Read the information from your .CSV file into R, and use tidyr and dplyr as needed to tidy and transform your data.
First, we load our data into R.
library(tidyr)
library(plyr)
getwd()
## [1] "/Users/omarpineda/Desktop/CUNY SPS MS Data Science/DATA607 Data Acquisition and Management/Week 5"
flights <- read.csv(file="/Users/omarpineda/Desktop/CUNY SPS MS Data Science/DATA607 Data Acquisition and Management/Week 5/flights.csv", header = TRUE)
flights <- flights[-c(3),] #removes empty row
flights
## X X.1 Los.Angeles Phoenix San.Diego San.Francisco Seattle
## 1 Alaska on time 497 221 212 503 1841
## 2 Alaska delayed 62 12 20 102 305
## 4 AM West on time 694 4840 383 320 201
## 5 AM West delayed 117 415 65 129 61
Next, we tidy our data so that it is easier to consume.

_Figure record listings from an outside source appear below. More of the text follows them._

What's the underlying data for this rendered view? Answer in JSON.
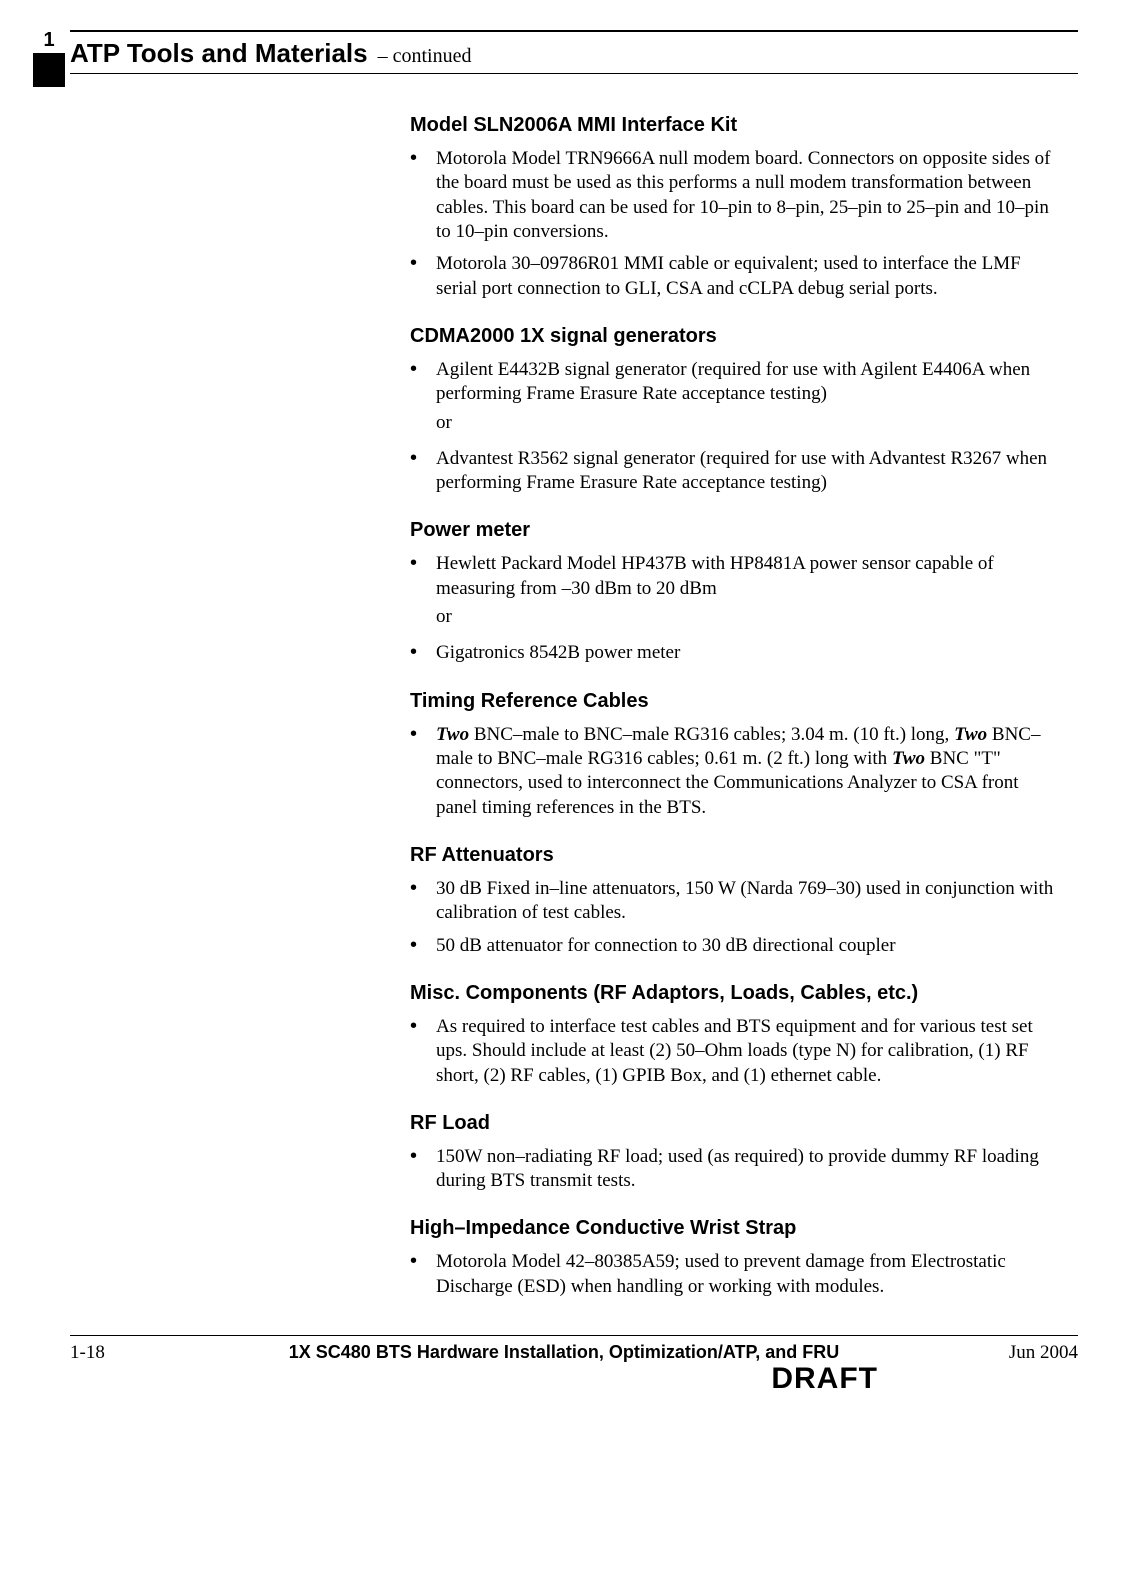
{
  "tab": {
    "number": "1"
  },
  "header": {
    "title": "ATP Tools and Materials",
    "continued": " – continued"
  },
  "sections": {
    "s1": {
      "heading": "Model SLN2006A MMI Interface Kit",
      "b1": "Motorola Model TRN9666A null modem board. Connectors on opposite sides of the board must be used as this performs a null modem transformation between cables. This board can be used for 10–pin to 8–pin, 25–pin to 25–pin and 10–pin to 10–pin conversions.",
      "b2": "Motorola 30–09786R01 MMI cable or equivalent; used to interface the LMF serial port connection to GLI, CSA and cCLPA debug serial ports."
    },
    "s2": {
      "heading": "CDMA2000 1X signal generators",
      "b1": "Agilent E4432B signal generator (required for use with Agilent E4406A when performing Frame Erasure Rate acceptance testing)",
      "or": "or",
      "b2": "Advantest R3562 signal generator (required for use with Advantest R3267 when performing Frame Erasure Rate acceptance testing)"
    },
    "s3": {
      "heading": "Power meter",
      "b1": "Hewlett Packard Model HP437B with HP8481A power sensor capable of measuring from –30 dBm to 20 dBm",
      "or": "or",
      "b2": "Gigatronics 8542B power meter"
    },
    "s4": {
      "heading": "Timing Reference Cables",
      "b1_pre": "Two",
      "b1_mid1": " BNC–male to BNC–male RG316 cables; 3.04 m. (10 ft.) long, ",
      "b1_two2": "Two",
      "b1_mid2": " BNC–male to BNC–male RG316 cables; 0.61 m. (2 ft.) long with ",
      "b1_two3": "Two",
      "b1_post": " BNC \"T\" connectors, used to interconnect the Communications Analyzer to CSA front panel timing references in the BTS."
    },
    "s5": {
      "heading": "RF Attenuators",
      "b1": "30 dB Fixed in–line attenuators, 150 W (Narda 769–30) used in conjunction with calibration of test cables.",
      "b2": "50 dB attenuator for connection to 30 dB directional coupler"
    },
    "s6": {
      "heading": "Misc. Components (RF Adaptors, Loads, Cables, etc.)",
      "b1": "As required to interface test cables and BTS equipment and for various test set ups. Should include at least (2) 50–Ohm loads (type N) for calibration, (1) RF short, (2) RF cables, (1) GPIB Box, and (1) ethernet cable."
    },
    "s7": {
      "heading": "RF Load",
      "b1": "150W non–radiating RF load; used (as required) to provide dummy RF loading during BTS transmit tests."
    },
    "s8": {
      "heading": "High–Impedance Conductive Wrist Strap",
      "b1": "Motorola Model 42–80385A59; used to prevent damage from Electrostatic Discharge (ESD) when handling or working with modules."
    }
  },
  "footer": {
    "page": "1-18",
    "center": "1X SC480 BTS Hardware Installation, Optimization/ATP, and FRU",
    "date": "Jun 2004",
    "draft": "DRAFT"
  }
}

colnames(flights)[1:2] <- c("airline", "flightStatus")
flights
## airline flightStatus Los.Angeles Phoenix San.Diego San.Francisco Seattle
## 1 Alaska on time 497 221 212 503 1841
## 2 Alaska delayed 62 12 20 102 305
## 4 AM West on time 694 4840 383 320 201
## 5 AM West delayed 117 415 65 129 61
newFlights <- gather(flights, "City", "val", 3:7) %>%
spread(flightStatus, val)
newFlights
## airline City delayed on time
## 1 Alaska Los.Angeles 62 497
## 2 Alaska Phoenix 12 221
## 3 Alaska San.Diego 20 212
## 4 Alaska San.Francisco 102 503
## 5 Alaska Seattle 305 1841
## 6 AM West Los.Angeles 117 694
## 7 AM West Phoenix 415 4840
## 8 AM West San.Diego 65 383
## 9 AM West San.Francisco 129 320
## 10 AM West Seattle 61 201
Now we do some analysis on our data using ggplot2.
library(ggplot2)
newFlights$totalFlights <- newFlights$delayed + newFlights$`on time`
newFlights$percentDelayed <- newFlights$delayed / newFlights$totalFlights
newFlights
## airline City delayed on time totalFlights percentDelayed
## 1 Alaska Los.Angeles 62 497 559 0.11091234
## 2 Alaska Phoenix 12 221 233 0.05150215
## 3 Alaska San.Diego 20 212 232 0.08620690
## 4 Alaska San.Francisco 102 503 605 0.16859504
## 5 Alaska Seattle 305 1841 2146 0.14212488
## 6 AM West Los.Angeles 117 694 811 0.14426634
## 7 AM West Phoenix 415 4840 5255 0.07897241
## 8 AM West San.Diego 65 383 448 0.14508929
## 9 AM West San.Francisco 129 320 449 0.28730512
## 10 AM West Seattle 61 201 262 0.23282443
ggplot(newFlights, aes(x = City, y=percentDelayed)) + geom_point(stat = "identity", aes(color = airline)) + ylab("Percentage of Delayed Flights")
AM West has a higher percentage of its flights delayed at every airport compared to Alaska Airlines. Phoenix has the lowest percentage of delayed flights and San Francisco has the highest percentage of delayed flights overall.